A crit about button placement was really a debate about information architecture.
A designer brought an AI assistant to crit. The feature lives inside an error state: when a billing claim gets rejected, the assistant helps the user understand why and fix it. The open question was where to put the button that opens it. Inside the red error banner? Just above it? Somewhere else entirely?
The first thing the room reacted to was the banner option. Purple button on a red banner. It looked noisy, and people said so. If we’d stopped there, we’d have moved the button a few pixels for aesthetic reasons and called it resolved.

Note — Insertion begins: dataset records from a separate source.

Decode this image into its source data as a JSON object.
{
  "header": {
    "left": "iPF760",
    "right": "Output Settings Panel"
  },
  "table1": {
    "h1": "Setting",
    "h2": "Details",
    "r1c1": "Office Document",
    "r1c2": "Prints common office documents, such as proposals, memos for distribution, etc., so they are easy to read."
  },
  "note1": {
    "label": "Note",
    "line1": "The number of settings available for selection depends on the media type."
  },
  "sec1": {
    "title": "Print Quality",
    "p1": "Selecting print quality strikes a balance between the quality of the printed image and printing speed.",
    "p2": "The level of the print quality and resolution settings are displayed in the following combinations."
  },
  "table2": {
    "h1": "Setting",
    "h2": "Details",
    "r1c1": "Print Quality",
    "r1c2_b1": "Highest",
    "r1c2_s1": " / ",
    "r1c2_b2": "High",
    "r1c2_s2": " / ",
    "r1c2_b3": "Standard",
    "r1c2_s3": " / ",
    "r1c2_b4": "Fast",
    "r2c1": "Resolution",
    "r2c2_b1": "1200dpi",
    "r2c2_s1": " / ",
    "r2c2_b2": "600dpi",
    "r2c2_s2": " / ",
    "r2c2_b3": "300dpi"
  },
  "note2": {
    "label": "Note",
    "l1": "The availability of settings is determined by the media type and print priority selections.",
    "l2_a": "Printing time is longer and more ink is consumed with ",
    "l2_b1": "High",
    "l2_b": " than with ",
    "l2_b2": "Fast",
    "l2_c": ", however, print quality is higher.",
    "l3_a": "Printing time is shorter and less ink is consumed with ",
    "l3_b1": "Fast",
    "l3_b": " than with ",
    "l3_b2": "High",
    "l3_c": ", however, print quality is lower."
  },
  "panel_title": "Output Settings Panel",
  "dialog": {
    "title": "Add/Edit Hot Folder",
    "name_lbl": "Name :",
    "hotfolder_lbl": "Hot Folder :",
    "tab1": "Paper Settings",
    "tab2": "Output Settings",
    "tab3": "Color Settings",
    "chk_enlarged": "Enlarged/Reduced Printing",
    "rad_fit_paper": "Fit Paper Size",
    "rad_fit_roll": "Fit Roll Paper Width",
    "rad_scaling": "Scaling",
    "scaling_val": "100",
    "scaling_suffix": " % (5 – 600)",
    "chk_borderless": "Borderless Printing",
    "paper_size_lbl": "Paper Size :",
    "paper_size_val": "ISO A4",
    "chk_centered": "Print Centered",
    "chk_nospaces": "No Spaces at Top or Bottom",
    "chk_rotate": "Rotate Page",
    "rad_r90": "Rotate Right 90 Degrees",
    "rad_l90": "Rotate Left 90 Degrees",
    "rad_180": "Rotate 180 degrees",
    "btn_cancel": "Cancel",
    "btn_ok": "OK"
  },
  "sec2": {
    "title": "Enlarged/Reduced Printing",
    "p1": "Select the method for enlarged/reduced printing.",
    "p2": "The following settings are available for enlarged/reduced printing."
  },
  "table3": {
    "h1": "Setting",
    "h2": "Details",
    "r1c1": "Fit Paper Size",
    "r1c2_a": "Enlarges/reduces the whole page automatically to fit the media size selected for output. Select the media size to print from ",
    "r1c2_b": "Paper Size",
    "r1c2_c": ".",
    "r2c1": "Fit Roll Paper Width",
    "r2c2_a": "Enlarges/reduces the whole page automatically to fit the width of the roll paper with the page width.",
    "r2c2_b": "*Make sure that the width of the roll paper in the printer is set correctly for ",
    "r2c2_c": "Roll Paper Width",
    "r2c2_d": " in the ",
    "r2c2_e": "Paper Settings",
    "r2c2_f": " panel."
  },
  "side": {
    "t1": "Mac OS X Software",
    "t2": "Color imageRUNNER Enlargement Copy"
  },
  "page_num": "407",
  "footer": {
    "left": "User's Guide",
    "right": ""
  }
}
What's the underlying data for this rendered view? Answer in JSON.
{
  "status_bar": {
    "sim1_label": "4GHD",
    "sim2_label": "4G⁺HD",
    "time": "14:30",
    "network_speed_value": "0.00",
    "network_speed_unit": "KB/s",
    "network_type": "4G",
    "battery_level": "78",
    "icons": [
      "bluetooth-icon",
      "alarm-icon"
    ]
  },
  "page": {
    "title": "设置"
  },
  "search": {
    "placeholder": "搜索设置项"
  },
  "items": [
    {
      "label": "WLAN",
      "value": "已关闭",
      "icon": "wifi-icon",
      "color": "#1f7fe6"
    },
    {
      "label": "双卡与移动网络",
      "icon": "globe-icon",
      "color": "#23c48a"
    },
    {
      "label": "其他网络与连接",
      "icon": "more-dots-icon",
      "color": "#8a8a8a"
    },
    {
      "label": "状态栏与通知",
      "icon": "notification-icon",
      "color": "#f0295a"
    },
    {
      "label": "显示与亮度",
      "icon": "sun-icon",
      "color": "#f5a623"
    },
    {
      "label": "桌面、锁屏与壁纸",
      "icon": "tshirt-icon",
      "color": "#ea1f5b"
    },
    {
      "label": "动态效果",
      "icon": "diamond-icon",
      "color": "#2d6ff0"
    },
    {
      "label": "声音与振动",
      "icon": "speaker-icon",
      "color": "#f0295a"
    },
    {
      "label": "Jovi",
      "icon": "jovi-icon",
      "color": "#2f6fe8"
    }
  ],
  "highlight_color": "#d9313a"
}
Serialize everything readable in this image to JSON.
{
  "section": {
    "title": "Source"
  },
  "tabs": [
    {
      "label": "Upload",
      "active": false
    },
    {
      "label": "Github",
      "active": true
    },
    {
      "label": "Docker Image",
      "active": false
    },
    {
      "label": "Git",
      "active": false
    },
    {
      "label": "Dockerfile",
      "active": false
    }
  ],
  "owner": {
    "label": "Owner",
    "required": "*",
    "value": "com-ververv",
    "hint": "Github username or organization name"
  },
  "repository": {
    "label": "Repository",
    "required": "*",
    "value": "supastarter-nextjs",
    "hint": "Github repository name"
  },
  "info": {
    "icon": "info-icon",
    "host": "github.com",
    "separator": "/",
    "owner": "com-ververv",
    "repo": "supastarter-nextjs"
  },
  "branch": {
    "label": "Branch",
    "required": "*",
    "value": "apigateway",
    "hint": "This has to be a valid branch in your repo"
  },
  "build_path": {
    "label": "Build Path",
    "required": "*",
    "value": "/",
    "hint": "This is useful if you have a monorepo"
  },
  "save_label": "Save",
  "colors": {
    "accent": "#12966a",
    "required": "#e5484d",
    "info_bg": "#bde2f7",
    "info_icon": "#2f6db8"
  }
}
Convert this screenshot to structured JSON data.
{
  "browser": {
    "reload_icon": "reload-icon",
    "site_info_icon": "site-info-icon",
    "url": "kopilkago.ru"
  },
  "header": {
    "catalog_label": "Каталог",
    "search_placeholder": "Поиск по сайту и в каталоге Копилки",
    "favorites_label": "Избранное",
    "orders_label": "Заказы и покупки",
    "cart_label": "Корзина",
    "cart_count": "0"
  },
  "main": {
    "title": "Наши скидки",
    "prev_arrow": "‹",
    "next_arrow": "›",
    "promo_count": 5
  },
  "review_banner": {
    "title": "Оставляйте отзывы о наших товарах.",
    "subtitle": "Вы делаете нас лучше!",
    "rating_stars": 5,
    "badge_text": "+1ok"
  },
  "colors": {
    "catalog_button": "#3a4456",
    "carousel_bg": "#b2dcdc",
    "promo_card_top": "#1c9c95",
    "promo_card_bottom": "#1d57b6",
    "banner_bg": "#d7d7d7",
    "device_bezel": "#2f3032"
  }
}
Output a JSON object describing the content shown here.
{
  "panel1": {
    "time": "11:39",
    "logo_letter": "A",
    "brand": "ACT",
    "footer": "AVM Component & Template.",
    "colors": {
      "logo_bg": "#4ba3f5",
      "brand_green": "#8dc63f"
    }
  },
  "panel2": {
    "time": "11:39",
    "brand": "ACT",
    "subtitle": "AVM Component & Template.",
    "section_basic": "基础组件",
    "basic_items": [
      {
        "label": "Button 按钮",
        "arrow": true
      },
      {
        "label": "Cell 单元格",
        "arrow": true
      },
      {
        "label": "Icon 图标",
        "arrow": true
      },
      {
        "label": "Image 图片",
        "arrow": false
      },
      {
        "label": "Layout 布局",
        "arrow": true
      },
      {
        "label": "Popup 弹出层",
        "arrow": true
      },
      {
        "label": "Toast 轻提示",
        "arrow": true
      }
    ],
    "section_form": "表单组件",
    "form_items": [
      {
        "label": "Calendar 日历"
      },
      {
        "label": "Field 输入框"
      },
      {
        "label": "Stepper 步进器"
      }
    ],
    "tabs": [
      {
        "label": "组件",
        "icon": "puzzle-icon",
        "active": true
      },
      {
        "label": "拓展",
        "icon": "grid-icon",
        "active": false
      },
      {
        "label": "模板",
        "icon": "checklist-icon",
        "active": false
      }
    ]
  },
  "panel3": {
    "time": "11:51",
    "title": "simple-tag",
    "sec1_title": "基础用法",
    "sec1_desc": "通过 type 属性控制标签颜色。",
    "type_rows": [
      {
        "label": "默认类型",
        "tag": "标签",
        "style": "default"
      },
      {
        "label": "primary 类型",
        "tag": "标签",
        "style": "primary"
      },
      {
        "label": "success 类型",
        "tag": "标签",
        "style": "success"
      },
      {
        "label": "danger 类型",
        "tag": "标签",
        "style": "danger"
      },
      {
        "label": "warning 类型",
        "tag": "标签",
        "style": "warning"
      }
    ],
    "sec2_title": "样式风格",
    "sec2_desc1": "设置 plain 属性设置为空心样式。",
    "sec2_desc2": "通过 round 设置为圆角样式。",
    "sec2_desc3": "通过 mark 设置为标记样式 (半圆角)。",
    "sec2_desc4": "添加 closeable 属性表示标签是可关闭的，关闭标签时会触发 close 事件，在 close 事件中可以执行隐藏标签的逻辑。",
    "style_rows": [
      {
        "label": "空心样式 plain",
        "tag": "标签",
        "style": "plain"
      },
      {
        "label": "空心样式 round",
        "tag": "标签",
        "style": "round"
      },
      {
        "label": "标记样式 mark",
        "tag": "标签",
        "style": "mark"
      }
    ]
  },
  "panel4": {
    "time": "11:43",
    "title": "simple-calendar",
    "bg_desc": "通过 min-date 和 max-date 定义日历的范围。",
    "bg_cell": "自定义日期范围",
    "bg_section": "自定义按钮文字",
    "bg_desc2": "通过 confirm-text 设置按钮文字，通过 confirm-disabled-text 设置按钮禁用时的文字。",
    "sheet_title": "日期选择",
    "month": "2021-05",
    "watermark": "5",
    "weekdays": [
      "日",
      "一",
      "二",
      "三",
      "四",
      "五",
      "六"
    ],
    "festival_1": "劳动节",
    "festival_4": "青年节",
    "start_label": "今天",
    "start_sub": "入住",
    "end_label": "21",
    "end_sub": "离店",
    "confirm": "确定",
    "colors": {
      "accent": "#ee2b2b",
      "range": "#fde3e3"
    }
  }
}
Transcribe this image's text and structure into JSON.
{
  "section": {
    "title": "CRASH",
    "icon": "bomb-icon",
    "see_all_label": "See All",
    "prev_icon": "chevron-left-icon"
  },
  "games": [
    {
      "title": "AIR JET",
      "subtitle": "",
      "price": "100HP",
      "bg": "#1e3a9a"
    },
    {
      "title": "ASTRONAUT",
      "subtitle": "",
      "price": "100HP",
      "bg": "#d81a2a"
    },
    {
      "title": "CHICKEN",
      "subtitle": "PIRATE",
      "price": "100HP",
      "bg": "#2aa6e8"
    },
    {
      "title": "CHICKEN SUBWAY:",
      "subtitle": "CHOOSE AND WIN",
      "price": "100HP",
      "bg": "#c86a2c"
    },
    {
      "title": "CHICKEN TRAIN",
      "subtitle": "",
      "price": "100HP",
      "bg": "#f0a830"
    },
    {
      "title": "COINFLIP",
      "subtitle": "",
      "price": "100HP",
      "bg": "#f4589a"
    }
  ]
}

The better instinct in the room was to keep asking why the banner felt wrong. The honest answer wasn’t really about the color clash. It was that binding the assistant to the error banner binds it to errors. This feature is the first of a roadmap. More assistants are coming, and they won’t all live inside failures. If the entry point is welded to a red banner, every future assistant inherits a home that only makes sense when something has gone wrong.
That’s why the placement that won wasn’t the prettiest one. It was the one beside “Get Support.” Putting the assistant there made it a peer of the help the user already knows how to find, which gives the whole future family of assistants a consistent, durable place to live. The decision was about information architecture. It arrived disguised as a complaint about two colors fighting.
The reusable bit: when a crit fixates on a surface problem, the surface problem is usually pointing at a structural one. “Purple on red” was real, but it was the symptom. The team that only fixes the symptom ships a button that looks fine and scales badly. The team that treats the visual complaint as a thread to pull finds the architecture question hiding behind it. Good crit is mostly the discipline of not resolving the easy version of the problem too early.